A lenda conta que, aquando da tomada pelos Mouros de Trancoso, essa importante praça fortificada da Beira Alta, morto o alcaide que a defendia, nela ficou prisioneira sua filha de nome Iberusa Leoa, que o Mouro, agora senhor do castelo, mandou encerrar numa das torres do castelo. Tinha para distracção seu açafate de bordar e, como única luz, a que entrava por uma pequena fresta talhada na parede da muralha, por onde ela, distraída, espreitava o horizonte distante, onde o tropel de soldados ou uma nuvem de poeira pudesse anunciar o exército cristão que a libertaria.
Fora da porta, dois guardas possantes guardavam a entrada, que apenas se abria para lhe entregar um pedaço de pão seco e uma sede de água, ao meio dia. Viam-na, às vezes, os guardas rezar e, um dia, aconteceu que ambos quiseram saber das orações e do Deus a quem rezava. Ela lhes contou. E com tal encanto o fez que os fascinou e os levou a requerer também o baptismo de cristãos.

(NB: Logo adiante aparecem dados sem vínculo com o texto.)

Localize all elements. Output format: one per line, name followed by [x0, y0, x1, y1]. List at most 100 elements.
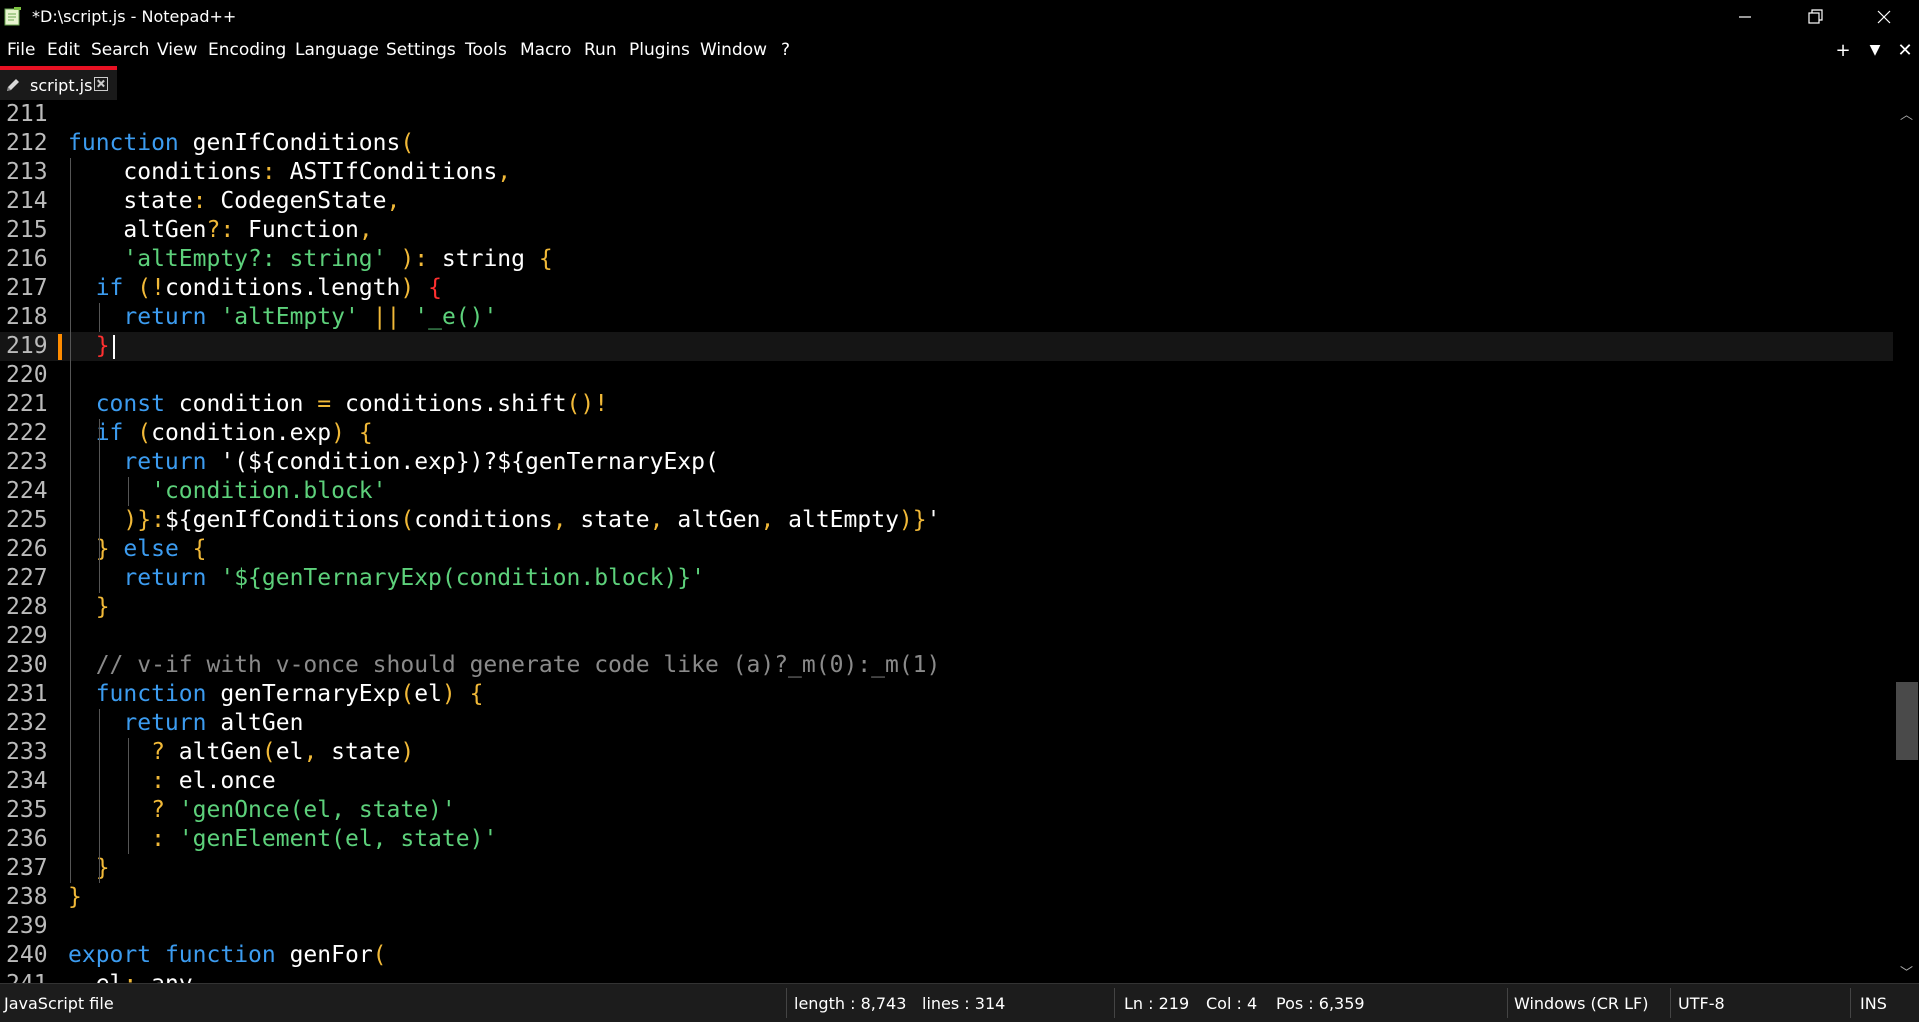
line-number: 241: [6, 970, 56, 983]
line-number: 213: [6, 159, 48, 185]
code-line[interactable]: 218 return 'altEmpty' || '_e()': [0, 303, 1893, 332]
line-number: 226: [6, 536, 48, 562]
status-insert-mode[interactable]: INS: [1860, 994, 1887, 1013]
vertical-scrollbar[interactable]: ︿ ﹀: [1893, 100, 1919, 983]
code-line[interactable]: 223 return '(${condition.exp})?${genTern…: [0, 448, 1893, 477]
code-line[interactable]: 240 export function genFor(: [0, 941, 1893, 970]
code-text: state: CodegenState,: [68, 188, 401, 214]
status-file-type: JavaScript file: [4, 994, 114, 1013]
status-separator: [1114, 988, 1115, 1018]
scrollbar-thumb[interactable]: [1896, 682, 1918, 760]
code-line[interactable]: 237 }: [0, 854, 1893, 883]
code-line[interactable]: 215 altGen?: Function,: [0, 216, 1893, 245]
code-text: export function genFor(: [68, 942, 387, 968]
minimize-button[interactable]: [1710, 0, 1780, 34]
code-text: return 'altEmpty' || '_e()': [123, 304, 498, 330]
code-line[interactable]: 222 if (condition.exp) {: [0, 419, 1893, 448]
line-number: 232: [6, 710, 48, 736]
menu-language[interactable]: Language: [295, 40, 379, 60]
code-line[interactable]: 213 conditions: ASTIfConditions,: [0, 158, 1893, 187]
code-text: const condition = conditions.shift()!: [95, 391, 609, 417]
menu-file[interactable]: File: [7, 40, 35, 60]
code-editor[interactable]: 211 212 function genIfConditions(213 condi…: [0, 100, 1919, 983]
code-line[interactable]: 239: [0, 912, 1893, 941]
tab-script-js[interactable]: script.js: [0, 66, 117, 100]
code-line[interactable]: 236 : 'genElement(el, state)': [0, 825, 1893, 854]
line-number: 211: [6, 101, 48, 127]
code-text: ? 'genOnce(el, state)': [151, 797, 456, 823]
status-encoding[interactable]: UTF-8: [1678, 994, 1725, 1013]
line-number: 237: [6, 855, 48, 881]
menu-view[interactable]: View: [157, 40, 197, 60]
line-number: 217: [6, 275, 48, 301]
status-eol[interactable]: Windows (CR LF): [1514, 994, 1648, 1013]
menu-encoding[interactable]: Encoding: [208, 40, 286, 60]
line-number: 233: [6, 739, 48, 765]
menu-settings[interactable]: Settings: [386, 40, 456, 60]
code-line[interactable]: 211: [0, 100, 1893, 129]
text-caret: [112, 335, 115, 359]
menu-macro[interactable]: Macro: [520, 40, 571, 60]
code-line[interactable]: 216 'altEmpty?: string' ): string {: [0, 245, 1893, 274]
line-number: 240: [6, 942, 48, 968]
code-line[interactable]: 224 'condition.block': [0, 477, 1893, 506]
code-line[interactable]: 226 } else {: [0, 535, 1893, 564]
code-line[interactable]: 230 // v-if with v-once should generate …: [0, 651, 1893, 680]
scroll-up-arrow-icon[interactable]: ︿: [1900, 104, 1913, 123]
menu-window[interactable]: Window: [700, 40, 767, 60]
indent-guide: [99, 303, 100, 332]
restore-button[interactable]: [1780, 0, 1850, 34]
close-doc-icon[interactable]: ✕: [1892, 38, 1918, 62]
code-line[interactable]: 231 function genTernaryExp(el) {: [0, 680, 1893, 709]
code-text: ? altGen(el, state): [151, 739, 415, 765]
code-line[interactable]: 229: [0, 622, 1893, 651]
status-separator: [1850, 988, 1851, 1018]
status-column: Col : 4: [1206, 994, 1258, 1013]
code-text: if (condition.exp) {: [95, 420, 373, 446]
code-text: // v-if with v-once should generate code…: [95, 652, 941, 678]
code-line[interactable]: 235 ? 'genOnce(el, state)': [0, 796, 1893, 825]
code-line[interactable]: 217 if (!conditions.length) {: [0, 274, 1893, 303]
line-number: 224: [6, 478, 48, 504]
line-number: 227: [6, 565, 48, 591]
code-line[interactable]: 233 ? altGen(el, state): [0, 738, 1893, 767]
code-line[interactable]: 234 : el.once: [0, 767, 1893, 796]
status-bar: JavaScript file length : 8,743 lines : 3…: [0, 983, 1919, 1022]
line-number: 239: [6, 913, 48, 939]
menu-plugins[interactable]: Plugins: [629, 40, 690, 60]
line-number: 216: [6, 246, 48, 272]
code-line[interactable]: 228 }: [0, 593, 1893, 622]
notepad-plus-plus-icon: [4, 7, 21, 26]
tab-list-dropdown-icon[interactable]: ▼: [1862, 38, 1888, 62]
line-number: 214: [6, 188, 48, 214]
menu-tools[interactable]: Tools: [465, 40, 507, 60]
code-line[interactable]: 241 el: any: [0, 970, 1893, 983]
code-line[interactable]: 221 const condition = conditions.shift()…: [0, 390, 1893, 419]
code-line[interactable]: 232 return altGen: [0, 709, 1893, 738]
status-position: Pos : 6,359: [1276, 994, 1365, 1013]
code-line[interactable]: 227 return '${genTernaryExp(condition.bl…: [0, 564, 1893, 593]
indent-guide: [70, 158, 71, 303]
line-number: 212: [6, 130, 48, 156]
line-number: 219: [6, 333, 48, 359]
status-line-number: Ln : 219: [1124, 994, 1190, 1013]
line-number: 215: [6, 217, 48, 243]
new-tab-plus-icon[interactable]: +: [1830, 38, 1856, 62]
menu-search[interactable]: Search: [91, 40, 149, 60]
code-line[interactable]: 238}: [0, 883, 1893, 912]
code-line[interactable]: 225 )}:${genIfConditions(conditions, sta…: [0, 506, 1893, 535]
code-line[interactable]: 214 state: CodegenState,: [0, 187, 1893, 216]
menu-run[interactable]: Run: [584, 40, 617, 60]
close-window-button[interactable]: [1849, 0, 1919, 34]
line-number: 229: [6, 623, 48, 649]
line-number: 228: [6, 594, 48, 620]
change-history-marker: [58, 334, 62, 360]
code-line[interactable]: 212 function genIfConditions(: [0, 129, 1893, 158]
code-text: }: [95, 594, 110, 620]
scroll-down-arrow-icon[interactable]: ﹀: [1900, 962, 1913, 981]
code-line[interactable]: 220: [0, 361, 1893, 390]
code-line[interactable]: 219 }: [0, 332, 1893, 361]
menu-help[interactable]: ?: [781, 40, 790, 60]
tab-close-icon[interactable]: [94, 77, 108, 91]
menu-edit[interactable]: Edit: [47, 40, 80, 60]
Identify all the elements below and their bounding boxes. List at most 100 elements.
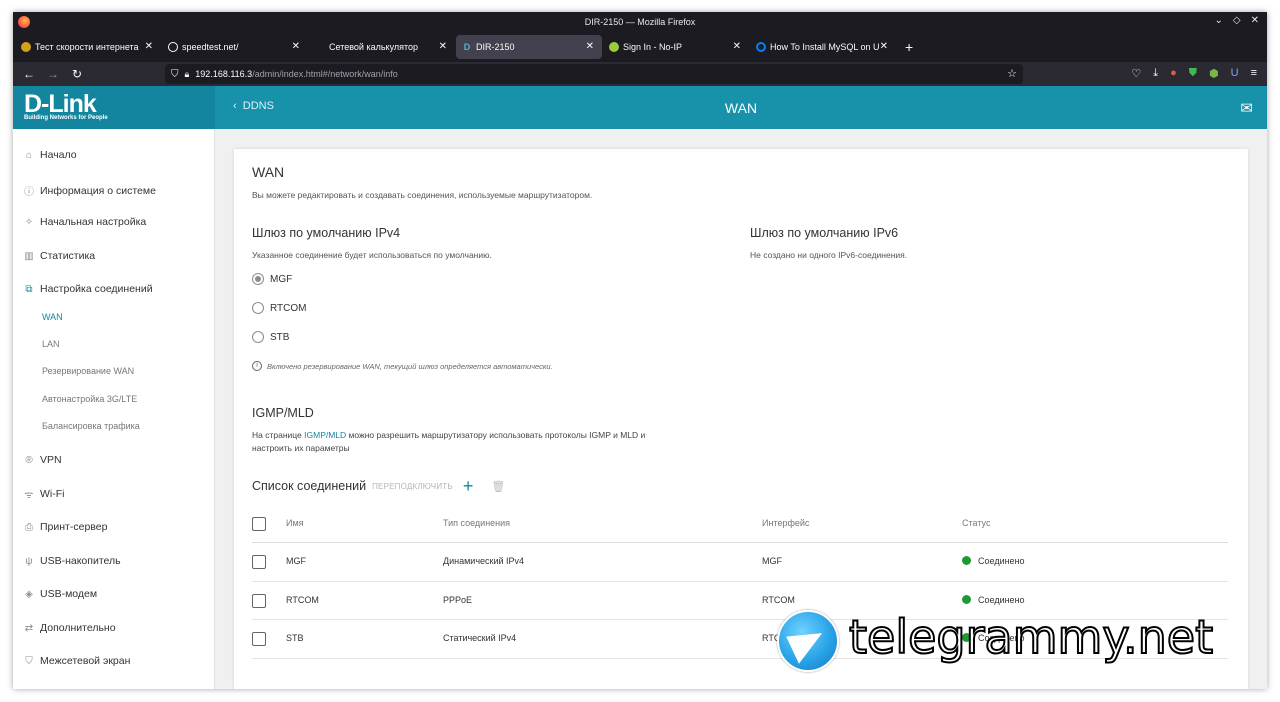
select-all-checkbox[interactable] (252, 517, 266, 531)
radio-icon (252, 331, 264, 343)
url-bar[interactable]: ⛉ 🔒︎ 192.168.116.3 /admin/index.html#/ne… (165, 64, 1023, 84)
row-checkbox[interactable] (252, 555, 266, 569)
sidebar-item-vpn[interactable]: ® VPN (23, 454, 62, 466)
close-tab-icon[interactable]: ✕ (439, 41, 447, 52)
tab-label: DIR-2150 (476, 42, 515, 52)
gateway-radio-stb[interactable]: STB (252, 331, 289, 343)
sidebar-item-system-info[interactable]: ⓘ Информация о системе (23, 183, 156, 199)
section-description: Вы можете редактировать и создавать соед… (252, 190, 593, 200)
column-header: Статус (962, 518, 991, 528)
sidebar-item-usb-modem[interactable]: ◈ USB-модем (23, 588, 97, 600)
sidebar-sub-balancing[interactable]: Балансировка трафика (42, 421, 140, 431)
sidebar-item-home[interactable]: ⌂ Начало (23, 149, 77, 161)
connection-status: Соединено (962, 556, 1025, 566)
igmp-link[interactable]: IGMP/MLD (304, 430, 346, 440)
toolbar-icons: ♡ ⤓ ● ⛊ ⬢ U ≡ (1131, 67, 1257, 80)
add-connection-icon[interactable]: + (463, 477, 474, 495)
sidebar-sub-3g-lte[interactable]: Автонастройка 3G/LTE (42, 394, 137, 404)
ipv4-gateway-desc: Указанное соединение будет использоватьс… (252, 250, 492, 260)
row-checkbox[interactable] (252, 632, 266, 646)
sidebar-item-label: USB-накопитель (40, 555, 121, 567)
url-path: /admin/index.html#/network/wan/info (252, 69, 398, 79)
sidebar-item-statistics[interactable]: ▥ Статистика (23, 250, 95, 262)
settings-icon: ⇄ (24, 622, 34, 634)
close-icon[interactable]: ✕ (1251, 15, 1259, 26)
connections-title: Список соединений (252, 479, 367, 493)
tab-label: Тест скорости интернета (35, 42, 139, 52)
new-tab-icon[interactable]: + (905, 39, 913, 55)
tab-bar: Тест скорости интернета ✕ speedtest.net/… (13, 32, 1267, 62)
sidebar-sub-lan[interactable]: LAN (42, 339, 60, 349)
extension-icon[interactable]: ● (1170, 67, 1177, 80)
sidebar-sub-wan-backup[interactable]: Резервирование WAN (42, 366, 134, 376)
menu-icon[interactable]: ≡ (1251, 67, 1257, 80)
ublock-icon[interactable]: U (1231, 67, 1239, 80)
sidebar-item-label: Статистика (40, 250, 96, 262)
forward-arrow-icon[interactable]: → (41, 67, 65, 81)
firefox-icon (18, 16, 30, 28)
column-header: Имя (286, 518, 304, 528)
sidebar-item-advanced[interactable]: ⇄ Дополнительно (23, 622, 116, 634)
info-icon: i (252, 361, 262, 371)
igmp-description: На странице IGMP/MLD можно разрешить мар… (252, 430, 646, 453)
close-tab-icon[interactable]: ✕ (145, 41, 153, 52)
connection-type: Динамический IPv4 (443, 556, 525, 566)
wifi-icon: ᯤ (24, 490, 34, 501)
bookmark-star-icon[interactable]: ☆ (1007, 67, 1017, 80)
radio-label: MGF (270, 273, 293, 285)
column-header: Интерфейс (762, 518, 810, 528)
adblock-icon[interactable]: ⛊ (1189, 67, 1197, 80)
tab-dir-2150[interactable]: D DIR-2150 ✕ (456, 35, 602, 59)
status-dot-icon (962, 556, 971, 565)
chart-icon: ▥ (24, 250, 34, 262)
tab-speedtest-net[interactable]: speedtest.net/ ✕ (162, 35, 308, 59)
sidebar-item-connections[interactable]: ⧉ Настройка соединений (23, 283, 152, 295)
extension-icon[interactable]: ⬢ (1209, 67, 1219, 80)
sidebar-sub-wan[interactable]: WAN (42, 312, 63, 322)
section-title: WAN (252, 164, 285, 180)
tab-noip[interactable]: Sign In - No-IP ✕ (603, 35, 749, 59)
browser-window: DIR-2150 — Mozilla Firefox ⌄ ◇ ✕ Тест ск… (13, 12, 1267, 689)
pocket-icon[interactable]: ♡ (1131, 67, 1141, 80)
sidebar-item-label: VPN (40, 454, 62, 466)
tab-label: Сетевой калькулятор (329, 42, 419, 52)
sidebar-item-wifi[interactable]: ᯤ Wi-Fi (23, 487, 65, 501)
printer-icon: ⎙ (25, 521, 33, 533)
sidebar-item-usb-storage[interactable]: ψ USB-накопитель (23, 555, 121, 567)
close-tab-icon[interactable]: ✕ (733, 41, 741, 52)
gateway-radio-rtcom[interactable]: RTCOM (252, 302, 306, 314)
mail-icon[interactable]: ✉ (1240, 99, 1253, 117)
trash-icon[interactable]: 🗑︎ (491, 480, 505, 493)
blank-page-icon (315, 42, 325, 52)
dlink-favicon-icon: D (463, 42, 471, 52)
tab-label: speedtest.net/ (182, 42, 239, 52)
close-tab-icon[interactable]: ✕ (880, 41, 888, 52)
dlink-logo[interactable]: D-Link Building Networks for People (13, 86, 215, 129)
maximize-icon[interactable]: ◇ (1233, 15, 1241, 26)
back-arrow-icon[interactable]: ← (17, 67, 41, 81)
close-tab-icon[interactable]: ✕ (586, 41, 594, 52)
sidebar-item-firewall[interactable]: ⛉ Межсетевой экран (23, 655, 130, 667)
reload-icon[interactable]: ↻ (65, 67, 89, 81)
watermark-text: telegrammy.net (848, 609, 1214, 665)
column-header: Тип соединения (443, 518, 511, 528)
tab-mysql-guide[interactable]: How To Install MySQL on U ✕ (750, 35, 896, 59)
ipv4-gateway-title: Шлюз по умолчанию IPv4 (252, 226, 401, 240)
gateway-radio-mgf[interactable]: MGF (252, 273, 292, 285)
close-tab-icon[interactable]: ✕ (292, 41, 300, 52)
sidebar-item-print-server[interactable]: ⎙ Принт-сервер (23, 521, 107, 533)
tab-speed-test[interactable]: Тест скорости интернета ✕ (15, 35, 161, 59)
tab-network-calc[interactable]: Сетевой калькулятор ✕ (309, 35, 455, 59)
downloads-icon[interactable]: ⤓ (1153, 67, 1158, 80)
reconnect-button[interactable]: ПЕРЕПОДКЛЮЧИТЬ (372, 482, 453, 491)
minimize-icon[interactable]: ⌄ (1215, 15, 1223, 26)
digitalocean-icon (756, 42, 766, 52)
sidebar-item-initial-setup[interactable]: ✧ Начальная настройка (23, 216, 146, 228)
sidebar-item-label: Межсетевой экран (40, 655, 131, 667)
connection-type: PPPoE (443, 594, 473, 605)
table-row[interactable]: MGF Динамический IPv4 MGF Соединено (252, 543, 1228, 582)
row-checkbox[interactable] (252, 593, 266, 608)
tracking-shield-icon[interactable]: ⛉ (171, 69, 179, 80)
sidebar-item-label: Wi-Fi (40, 488, 65, 500)
lock-icon[interactable]: 🔒︎ (185, 69, 190, 80)
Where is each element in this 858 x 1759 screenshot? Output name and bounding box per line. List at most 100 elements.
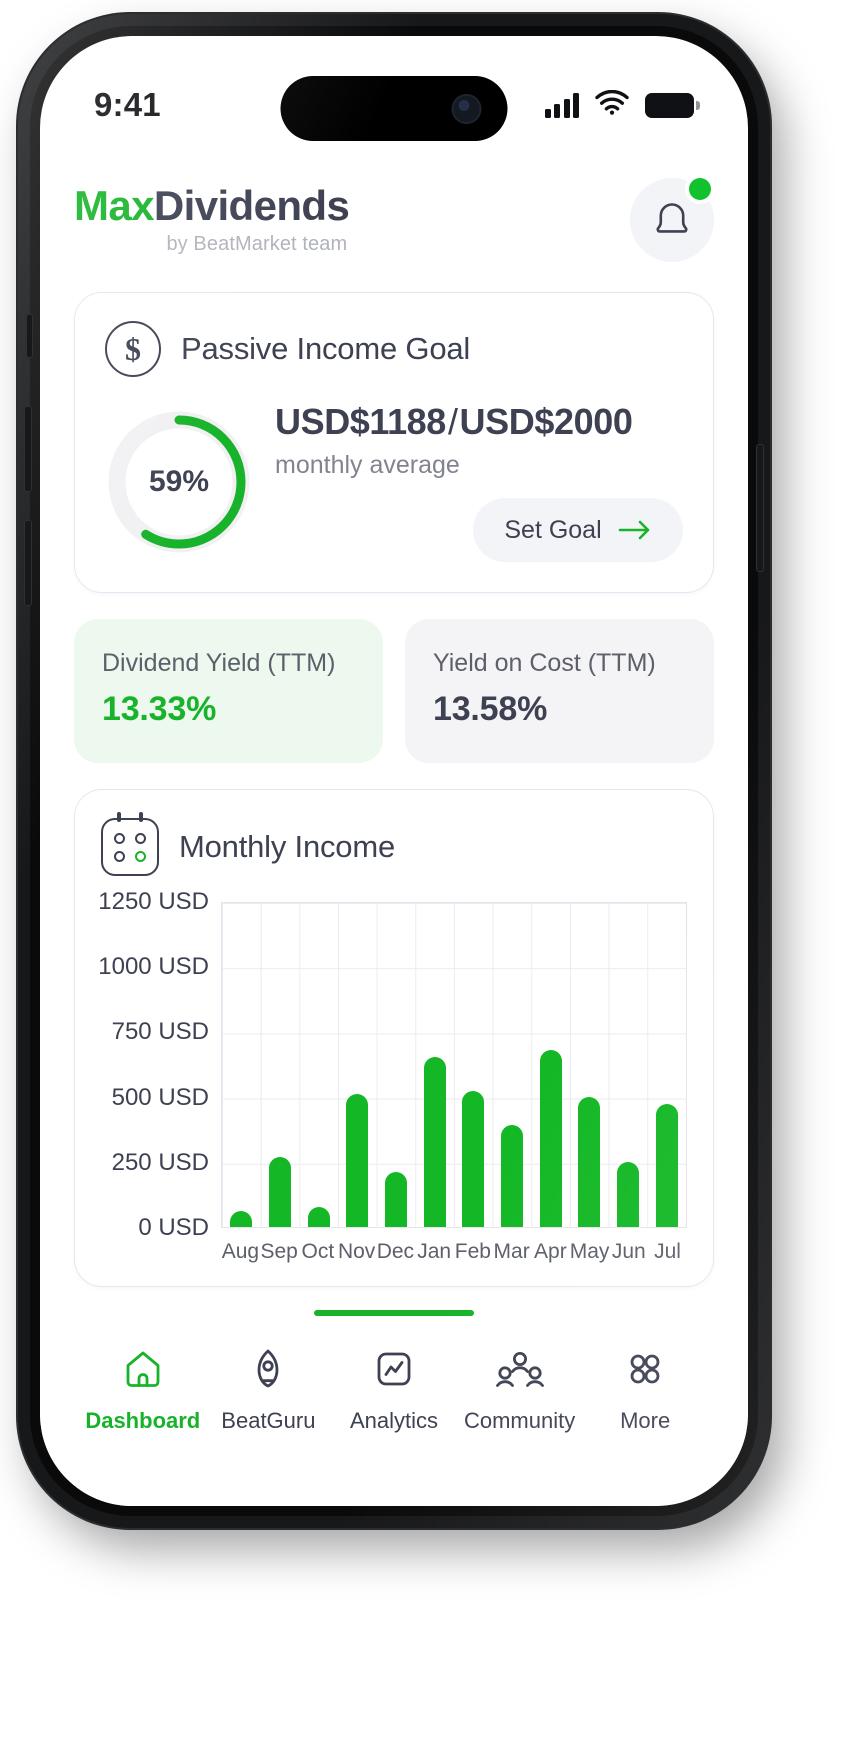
tab-community[interactable]: Community bbox=[457, 1342, 583, 1434]
tab-label: Analytics bbox=[349, 1408, 438, 1433]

E que ela lhes disse que isso apenas poderia acontecer, quando os cristãos viessem, de novo, à posse do castelo.
Houve, um dia, em que o exército de D. Afonso Henriques acampou ao longe, esperando o melhor momento para poder atacar o castelo. Iberusa vislumbrou a bandeira das quinas e achou que a sua libertação estava perto.
E assim aconteceu. Certa noite, os soldados do rei cristão atacaram o castelo, que os soldados mouros não puderam defender. Mas, quando os soldados cristãos entraram na torre onde estava Iberusa e seus dois carcereiros mouros, ela rogou-lhes que lhes poupassem a vida, que cristãos se iriam tornar. Tal pedido chegou à voz do Rei, que lhes perdoou.
Iberusa pediu, então, ao Rei licença para mandar construir uma capela, a que daria o nome de Nossa Senhora da Fresta. E, desde então, ali ficou a preciosa capela, que rememora estes acontecimentos antigos. Como nos conta a lenda. A história verdadeira essa tem outra forma de contar.